The definition of quality in surgery is difficult and was first considered by Florence Nightingale in the UK and Ernst Codman in the USA, but both were ahead of their time and were to some extent ostracised for their efforts which were perceived by some as threatening.8 The issue of how to measure quality remains perplexing, but it is an issue which we must grasp if we are to retain the respect and confidence of those we seek to treat. The concept of quality in cardiac surgery should encompass the whole hospital journey, from the time the patient walks through the front door for his or her preliminary assessment to the time of discharge from the postsurgical outpatient clinic and beyond. Individual surgical performance constitutes only a small, albeit important, part of this process.
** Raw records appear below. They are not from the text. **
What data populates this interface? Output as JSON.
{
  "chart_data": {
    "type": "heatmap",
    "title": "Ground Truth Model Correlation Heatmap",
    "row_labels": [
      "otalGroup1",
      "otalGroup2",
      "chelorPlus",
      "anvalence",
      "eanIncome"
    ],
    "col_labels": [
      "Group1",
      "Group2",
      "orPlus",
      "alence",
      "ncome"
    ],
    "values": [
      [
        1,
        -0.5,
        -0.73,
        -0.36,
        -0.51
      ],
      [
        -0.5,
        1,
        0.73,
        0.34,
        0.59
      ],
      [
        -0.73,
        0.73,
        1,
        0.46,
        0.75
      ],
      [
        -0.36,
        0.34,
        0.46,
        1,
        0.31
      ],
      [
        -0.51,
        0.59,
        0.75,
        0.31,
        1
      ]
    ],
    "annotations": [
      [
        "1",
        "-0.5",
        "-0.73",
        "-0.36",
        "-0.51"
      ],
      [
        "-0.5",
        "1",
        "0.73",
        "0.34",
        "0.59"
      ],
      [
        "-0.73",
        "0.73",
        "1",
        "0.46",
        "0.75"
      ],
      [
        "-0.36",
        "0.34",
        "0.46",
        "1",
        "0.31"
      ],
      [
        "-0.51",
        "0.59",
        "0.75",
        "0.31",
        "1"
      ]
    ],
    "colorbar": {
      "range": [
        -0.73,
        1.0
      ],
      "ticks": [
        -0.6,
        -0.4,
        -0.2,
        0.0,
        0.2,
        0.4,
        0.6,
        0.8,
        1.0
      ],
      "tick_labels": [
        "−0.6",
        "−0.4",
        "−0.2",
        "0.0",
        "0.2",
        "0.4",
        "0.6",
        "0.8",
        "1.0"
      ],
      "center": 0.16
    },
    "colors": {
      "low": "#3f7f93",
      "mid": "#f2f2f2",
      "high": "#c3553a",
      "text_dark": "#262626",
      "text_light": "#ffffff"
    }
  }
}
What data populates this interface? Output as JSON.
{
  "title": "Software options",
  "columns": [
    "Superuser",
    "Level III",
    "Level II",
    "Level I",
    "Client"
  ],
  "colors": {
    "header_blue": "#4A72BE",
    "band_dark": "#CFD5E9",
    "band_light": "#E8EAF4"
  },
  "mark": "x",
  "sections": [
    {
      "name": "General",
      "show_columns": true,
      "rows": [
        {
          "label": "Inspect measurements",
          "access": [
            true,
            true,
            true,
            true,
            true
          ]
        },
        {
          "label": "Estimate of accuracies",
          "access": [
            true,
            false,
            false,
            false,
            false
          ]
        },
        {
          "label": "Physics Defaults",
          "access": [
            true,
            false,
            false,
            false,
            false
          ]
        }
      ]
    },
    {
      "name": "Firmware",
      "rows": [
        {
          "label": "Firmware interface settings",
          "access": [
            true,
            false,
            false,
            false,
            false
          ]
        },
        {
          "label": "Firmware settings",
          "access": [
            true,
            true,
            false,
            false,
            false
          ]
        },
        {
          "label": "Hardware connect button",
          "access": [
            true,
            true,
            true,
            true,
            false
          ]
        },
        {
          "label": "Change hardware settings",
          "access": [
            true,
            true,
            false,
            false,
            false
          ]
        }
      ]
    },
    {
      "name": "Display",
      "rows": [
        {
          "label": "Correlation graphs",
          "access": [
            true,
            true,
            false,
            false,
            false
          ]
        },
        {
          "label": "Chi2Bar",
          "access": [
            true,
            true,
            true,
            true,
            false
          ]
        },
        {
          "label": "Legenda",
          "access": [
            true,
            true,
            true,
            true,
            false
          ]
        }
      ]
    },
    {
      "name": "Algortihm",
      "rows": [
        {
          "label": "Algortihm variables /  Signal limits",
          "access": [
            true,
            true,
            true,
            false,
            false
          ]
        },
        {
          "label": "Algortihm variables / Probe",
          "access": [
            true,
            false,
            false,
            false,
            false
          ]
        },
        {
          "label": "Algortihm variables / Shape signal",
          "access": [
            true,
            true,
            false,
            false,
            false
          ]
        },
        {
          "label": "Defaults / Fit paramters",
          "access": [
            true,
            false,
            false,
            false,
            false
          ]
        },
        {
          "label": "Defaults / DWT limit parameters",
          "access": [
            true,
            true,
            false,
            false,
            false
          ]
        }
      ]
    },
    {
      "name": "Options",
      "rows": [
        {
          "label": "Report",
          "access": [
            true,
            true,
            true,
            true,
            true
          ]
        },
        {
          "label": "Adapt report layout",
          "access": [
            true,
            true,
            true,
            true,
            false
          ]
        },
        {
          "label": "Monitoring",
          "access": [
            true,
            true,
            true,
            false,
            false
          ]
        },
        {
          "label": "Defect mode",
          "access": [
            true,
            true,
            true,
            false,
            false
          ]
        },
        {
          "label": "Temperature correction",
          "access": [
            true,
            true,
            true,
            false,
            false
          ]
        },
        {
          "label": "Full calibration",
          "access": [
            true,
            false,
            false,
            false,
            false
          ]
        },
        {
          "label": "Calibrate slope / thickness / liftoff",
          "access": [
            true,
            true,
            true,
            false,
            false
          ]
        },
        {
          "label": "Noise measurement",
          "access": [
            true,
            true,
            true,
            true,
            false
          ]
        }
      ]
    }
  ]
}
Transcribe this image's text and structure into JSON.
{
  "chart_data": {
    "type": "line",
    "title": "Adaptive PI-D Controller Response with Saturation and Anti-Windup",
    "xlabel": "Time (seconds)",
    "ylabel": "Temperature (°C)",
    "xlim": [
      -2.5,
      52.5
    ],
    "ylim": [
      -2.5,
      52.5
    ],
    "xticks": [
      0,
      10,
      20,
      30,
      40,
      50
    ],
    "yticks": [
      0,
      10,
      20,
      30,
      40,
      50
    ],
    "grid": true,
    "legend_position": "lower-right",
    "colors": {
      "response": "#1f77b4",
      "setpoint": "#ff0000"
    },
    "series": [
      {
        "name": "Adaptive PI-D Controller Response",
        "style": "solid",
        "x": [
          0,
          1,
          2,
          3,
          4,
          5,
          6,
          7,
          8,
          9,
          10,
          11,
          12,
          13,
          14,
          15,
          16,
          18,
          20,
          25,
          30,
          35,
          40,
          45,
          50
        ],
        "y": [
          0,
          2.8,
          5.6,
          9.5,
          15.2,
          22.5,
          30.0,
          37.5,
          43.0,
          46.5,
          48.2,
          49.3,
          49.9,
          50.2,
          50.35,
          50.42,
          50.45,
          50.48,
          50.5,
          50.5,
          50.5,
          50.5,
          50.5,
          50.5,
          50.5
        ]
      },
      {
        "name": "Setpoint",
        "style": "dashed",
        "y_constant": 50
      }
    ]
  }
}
Surgeon specific mortality data collected by the Society of Cardiothoracic Surgeons clearly indicates that surgeons in the same unit tend to have similar mortalities, highlighting the importance of additional local influences on surgical outcomes. Such influences may include the socioeconomic status of the catchment area, severity of cardiac illness, prevalence of co-morbidities, threshold of referral from both the general practitioner and the cardiologist, threshold of acceptance by the surgeons, standards of anaesthesia, surgery and intensive care, adequacy of facilities and staffing levels, attitude to training, interpersonal relationships between staff, and architectural dispersion within the unit. Any one of these can influence surgical outcome, and it is clear that hospital mortality is not necessarily a measure of overall quality but is simply a rough guide to the success of the surgical episode. An appreciation of quality begins when the patient has recovered from the musculoskeletal insult of surgery and he and his family ask, “was it all worth it?”. If the answer is “yes”, then added value can be measured by how long the answer remains “yes”. A favourable answer to these questions depends as much, if not more, on appropriate referral and acceptance as it does on the technical quality of surgery and postoperative management.